Besonders deutlich aber wird die gegenseitige Befruchtung von Mozart und Michael Haydn in ihren Totenmessen. Das Requiem, welches Abt Dominikus in seinem Nachruf für Michael Haydn erwähnt, ist dessen zweites Requiem in B-Dur. Dieses Werk weist, wie E.T.A. Hoffmann schon im Jahre 1812 darlegte, nicht nur im Schicksal von Autor und Komposition Parallelen zum Requiem von Mozart auf. Auch musikalisch sind die beiden Werke verwandt. Mozarts Totenmesse wiederum ist in Anlage und Duktus sowie in vielen Details offensichtlich vom Haydns früherem Requiem in c-moll beeinflußt, das 1772 anläßlich des Todes ihres gemeinsamen Arbeitgebers Erzbischof Sigismund von Salzburg entstand. Dieses Werk gilt als eine der bedeutendsten Kompositionen Michael Haydns.
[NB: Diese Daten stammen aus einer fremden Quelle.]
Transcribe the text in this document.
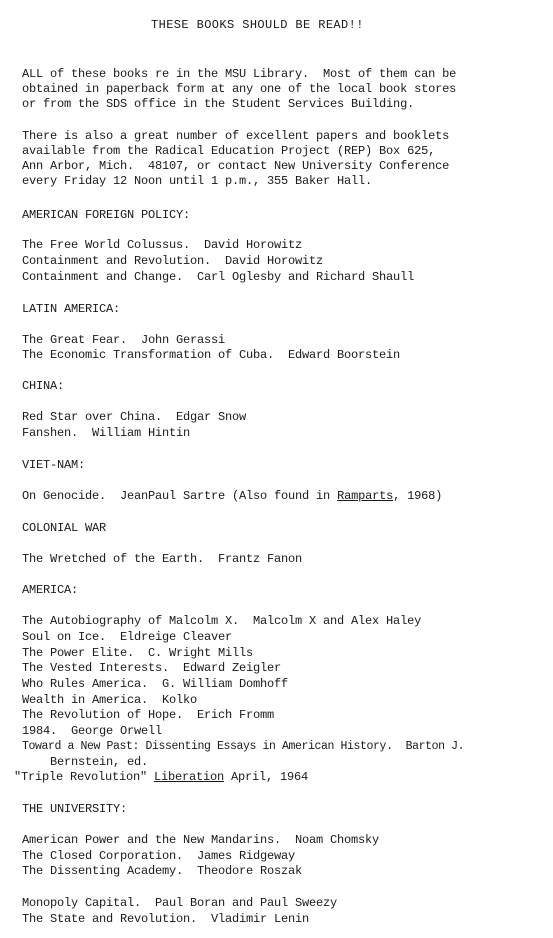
THESE BOOKS SHOULD BE READ!!
ALL of these books re in the MSU Library.  Most of them can be
obtained in paperback form at any one of the local book stores
or from the SDS office in the Student Services Building.
There is also a great number of excellent papers and booklets
available from the Radical Education Project (REP) Box 625,
Ann Arbor, Mich.  48107, or contact New University Conference
every Friday 12 Noon until 1 p.m., 355 Baker Hall.
AMERICAN FOREIGN POLICY:
The Free World Colussus.  David Horowitz
Containment and Revolution.  David Horowitz
Containment and Change.  Carl Oglesby and Richard Shaull
LATIN AMERICA:
The Great Fear.  John Gerassi
The Economic Transformation of Cuba.  Edward Boorstein
CHINA:
Red Star over China.  Edgar Snow
Fanshen.  William Hintin
VIET-NAM:
On Genocide.  JeanPaul Sartre (Also found in Ramparts, 1968)
COLONIAL WAR
The Wretched of the Earth.  Frantz Fanon
AMERICA:
The Autobiography of Malcolm X.  Malcolm X and Alex Haley
Soul on Ice.  Eldreige Cleaver
The Power Elite.  C. Wright Mills
The Vested Interests.  Edward Zeigler
Who Rules America.  G. William Domhoff
Wealth in America.  Kolko
The Revolution of Hope.  Erich Fromm
1984.  George Orwell
Toward a New Past: Dissenting Essays in American History.  Barton J.
Bernstein, ed.
"Triple Revolution" Liberation April, 1964
THE UNIVERSITY:
American Power and the New Mandarins.  Noam Chomsky
The Closed Corporation.  James Ridgeway
The Dissenting Academy.  Theodore Roszak
Monopoly Capital.  Paul Boran and Paul Sweezy
The State and Revolution.  Vladimir Lenin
Seine formale Besonderheit ist das Salzburger Trio, das heißt, daß die Bratschenstimme fehlt und der Baß thematisch wenig hervortritt, die beiden Geigenstimmen aber äußerst lebhaft geführt werden. Inhaltlich fällt eine Leidenschaftlichkeit der Trauer auf, die für Michael Haydn, der als dem Leben zugewandt beschrieben wird, eher ungewöhlich ist. Die Ursache hierfür liegt möglicherweise darin, daß Haydn bei der Abfassung des Werkes wohl noch unter dem Eindruck des frühen Todes seines einzigen Kindes im Jahre 1771 stand. Der Umstand, daß Mozart fast 20 Jahre später auf dieses Werk zurückgriff, zeigt, welch’ tiefen Eindruck die Musik Michael Haydns bei ihm hinterlassen hatte.

Angesichts der Unvollständigkeit des zweiten Requiems wurden, was Abt Dominikus nicht berichtete, bei den Totenfeiern für Michael Haydn neben dem zweiten und neben Mozarts Requiem auch Teile aus Haydns ersten Requiem aufgeführt. Wenige Jahre später sollte sich diese Konstellation bei ähnlichem Anlaß wiederholen. Beim Tod Joseph Haydns im Jahre 1809 wurde bei der internen Trauerfeier ebenfalls Michael Haydns Requiem in c-moll und beim offiziellen Trauerakt das Requiem von Mozart gespielt.